En arrivant à Londres, sir Robert Peel trouve le parti tory aux abois, irrité comme tous les partis qui ont éprouvé une défaite, et il a d’abord le courage de lui faire connaître toutes les concessions qu’il faut faire. Ces concessions, il les annonce hautement ; il marque avec netteté au parlement le point où il ira, il trace franchement la ligne où, selon lui, le flot populaire doit mourir ; s’il s’élance au-delà de cette ligne, le ministre quittera le pouvoir et le cédera à d’autres, en regrettant de n’avoir pas accompli les desseins qu’il croit utiles à son pays, et de n’avoir pas été assez puissant pour empêcher l’exécution de ceux qui lui semblent funestes. Alors il combat presque seul ; seul, disons-le, il défend pied à pied son terrain ; il fait face avec un courage inoui à une opposition unique comme le ministre qu’elle attaque, à une opposition composée d’élémens qui s’abhorrent, de whigs purs, de whigs modérés, de toutes les nuances du radicalisme, d’une fraction irlandaise représentée par O’Connell, ennemie à la fois de l’opposition et du ministère, d’un parti flottant soumis à lord Stanley qui a des intérêts dans les deux camps ; et cependant cette opposition est unie et manœuvre comme un seul homme.

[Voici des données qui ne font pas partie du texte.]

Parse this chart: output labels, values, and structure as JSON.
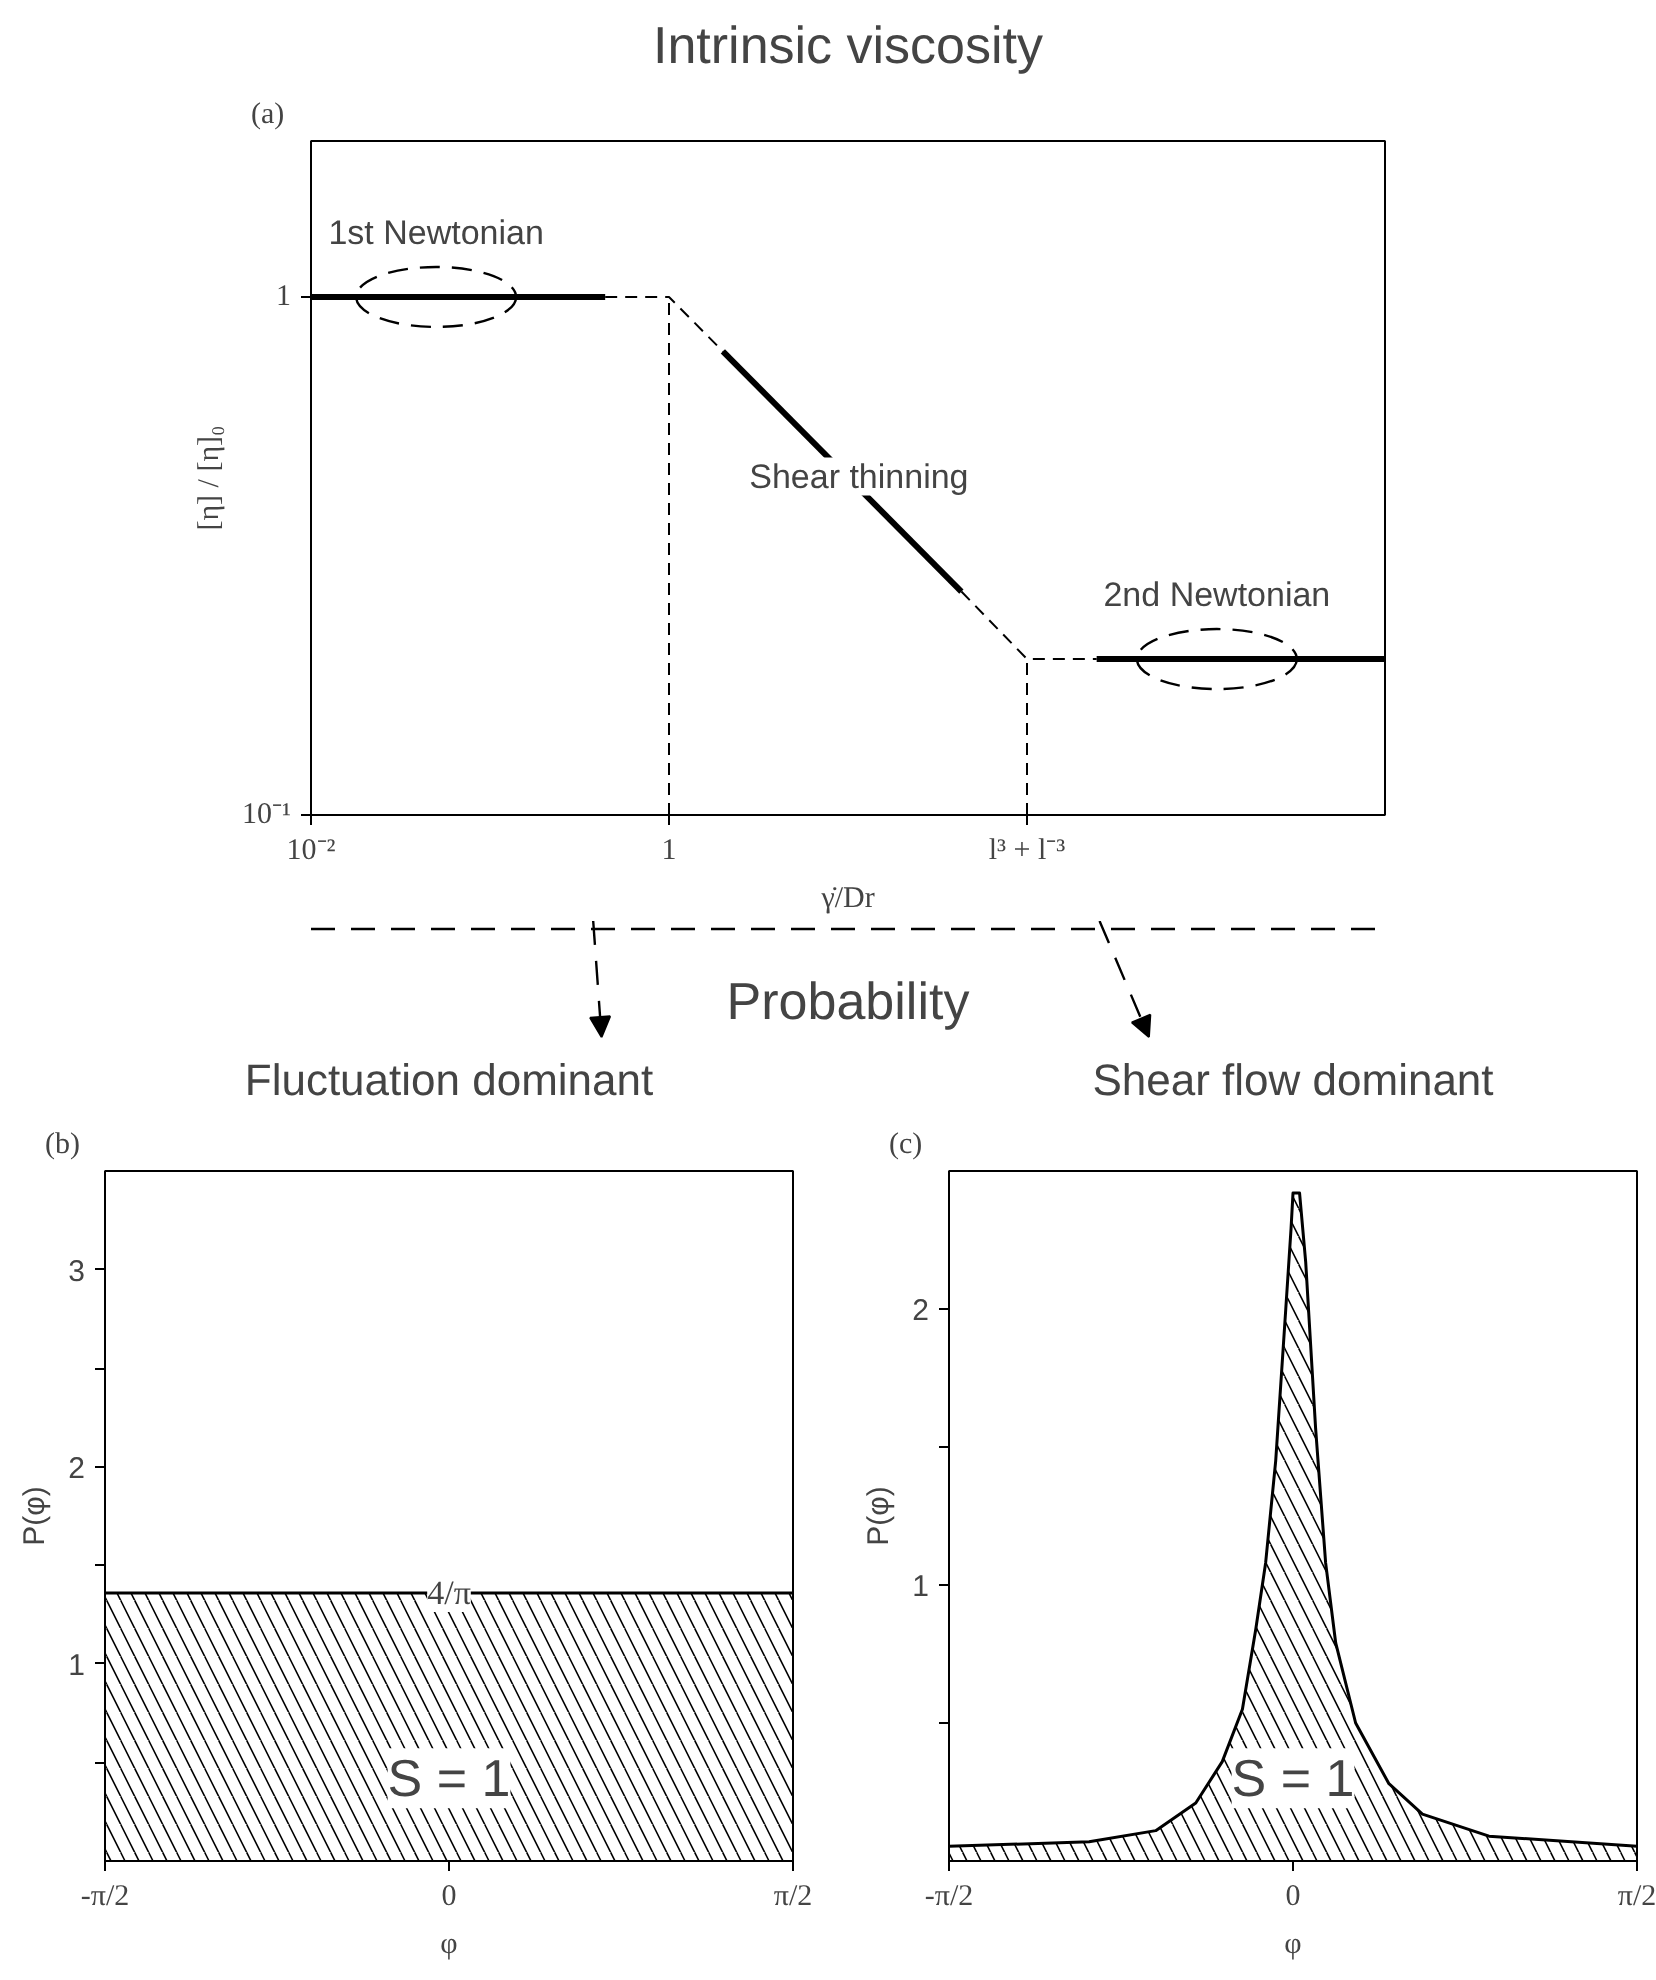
{
  "chart_data": [
    {
      "type": "line",
      "title": "Intrinsic viscosity",
      "xlabel": "γ̇/Dr",
      "ylabel": "[η] / [η]₀",
      "log": "xy",
      "xlim": [
        0.01,
        10000
      ],
      "ylim": [
        0.1,
        2
      ],
      "xticks": [
        {
          "value": 0.01,
          "label": "10⁻²"
        },
        1,
        {
          "value": 100,
          "label": "l³ + l⁻³"
        }
      ],
      "yticks": [
        {
          "value": 0.1,
          "label": "10⁻¹"
        },
        1
      ],
      "series": [
        {
          "color": "#000000",
          "line_style": "solid",
          "x": [
            0.01,
            0.44
          ],
          "values": [
            1,
            1
          ]
        },
        {
          "color": "#000000",
          "line_style": "dashed",
          "x": [
            0.44,
            1,
            2
          ],
          "values": [
            1,
            1,
            0.785
          ]
        },
        {
          "color": "#000000",
          "line_style": "solid",
          "x": [
            2,
            43
          ],
          "values": [
            0.785,
            0.27
          ]
        },
        {
          "color": "#000000",
          "line_style": "dashed",
          "x": [
            43,
            100,
            245
          ],
          "values": [
            0.27,
            0.2,
            0.2
          ]
        },
        {
          "color": "#000000",
          "line_style": "solid",
          "x": [
            245,
            10000
          ],
          "values": [
            0.2,
            0.2
          ]
        },
        {
          "color": "#000000",
          "line_style": "dashed",
          "x": [
            1,
            1
          ],
          "values": [
            0.1,
            1
          ]
        },
        {
          "color": "#000000",
          "line_style": "dashed",
          "x": [
            100,
            100
          ],
          "values": [
            0.1,
            0.2
          ]
        }
      ],
      "annotations": [
        "(a)",
        {
          "text": "1st Newtonian",
          "x": 0.05,
          "y": 1
        },
        {
          "text": "Shear thinning",
          "x": 11.5,
          "y": 0.45
        },
        {
          "text": "2nd Newtonian",
          "x": 1150,
          "y": 0.2
        }
      ]
    },
    {
      "type": "area",
      "title": "Fluctuation dominant",
      "xlabel": "φ",
      "ylabel": "P(φ)",
      "xlim": [
        -1.5708,
        1.5708
      ],
      "ylim": [
        0,
        3.5
      ],
      "xticks": [
        {
          "value": -1.5708,
          "label": "-π/2"
        },
        0,
        {
          "value": 1.5708,
          "label": "π/2"
        }
      ],
      "yticks": [
        {
          "value": 0.5,
          "label": null
        },
        1,
        {
          "value": 1.5,
          "label": null
        },
        2,
        {
          "value": 2.5,
          "label": null
        },
        3
      ],
      "x": [
        -1.5708,
        1.5708
      ],
      "values": [
        1.36,
        1.36
      ],
      "color": "#000000",
      "annotations": [
        "Probability",
        "(b)",
        {
          "text": "4/π",
          "x": 0,
          "y": 1.36
        },
        "S = 1"
      ]
    },
    {
      "type": "area",
      "title": "Shear flow dominant",
      "xlabel": "φ",
      "ylabel": "P(φ)",
      "xlim": [
        -1.5708,
        1.5708
      ],
      "ylim": [
        0,
        2.5
      ],
      "xticks": [
        {
          "value": -1.5708,
          "label": "-π/2"
        },
        0,
        {
          "value": 1.5708,
          "label": "π/2"
        }
      ],
      "yticks": [
        {
          "value": 0.5,
          "label": null
        },
        1,
        {
          "value": 1.5,
          "label": null
        },
        2
      ],
      "x": [
        -1.5708,
        -0.931,
        -0.627,
        -0.444,
        -0.323,
        -0.231,
        -0.17,
        -0.125,
        -0.079,
        -0.033,
        -0.009,
        0,
        0.03,
        0.058,
        0.103,
        0.149,
        0.195,
        0.286,
        0.438,
        0.591,
        0.895,
        1.5708
      ],
      "values": [
        0.053,
        0.07,
        0.11,
        0.21,
        0.36,
        0.55,
        0.84,
        1.08,
        1.45,
        2.0,
        2.29,
        2.42,
        2.42,
        2.17,
        1.57,
        1.08,
        0.79,
        0.5,
        0.28,
        0.17,
        0.09,
        0.053
      ],
      "color": "#000000",
      "annotations": [
        "(c)",
        "S = 1"
      ]
    }
  ]
}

Lord John Russel la mène comme un coursier docile. Elle s’arrête, elle marche, elle avance, elle recule à sa voix, et si elle ne renverse pas tout à coup le ministère, c’est qu’elle semble se plaire à admirer la noblesse et la grandeur qu’il apporte dans cette guerre. On dirait une de ces vieilles batailles de la chevalerie, où les assaillans s’arrêtaient et cessaient de frapper, émerveillés de la vigueur et de l’héroïsme de l’adversaire qu’ils avaient en tête. Mais enfin la lutte étant devenue trop inégale, et la mesure qu’il avait lui-même indiquée étant comblée, le ministre est venu naïvement s’avouer vaincu. C’est avec la plus grande répugnance, a-t-il dit, c’est uniquement pour céder à la nécessité que j’abandonne le poste où m’a placé la confiance de mon souverain. — N’est ce pas ainsi qu’un lieutenant fidèle ouvre ses portes en montrant orgueilleusement que la place qu’il commandait n’est plus qu’un monceau de ruines ? Sir Robert Peel n’est pas mort sur la brèche aristocratique, parce qu’il a trop d’esprit pour se faire tuer inutilement ; mais il l’a défendue en héros, et les applaudissemens de ses ennemis, au bruit desquels il a battu en retraite, prouvent assez la grandeur de sa conduite. En France, nos ministres pensent qu’il est plus honorable de demeurer à leur poste au bruit des huées et des sifflets.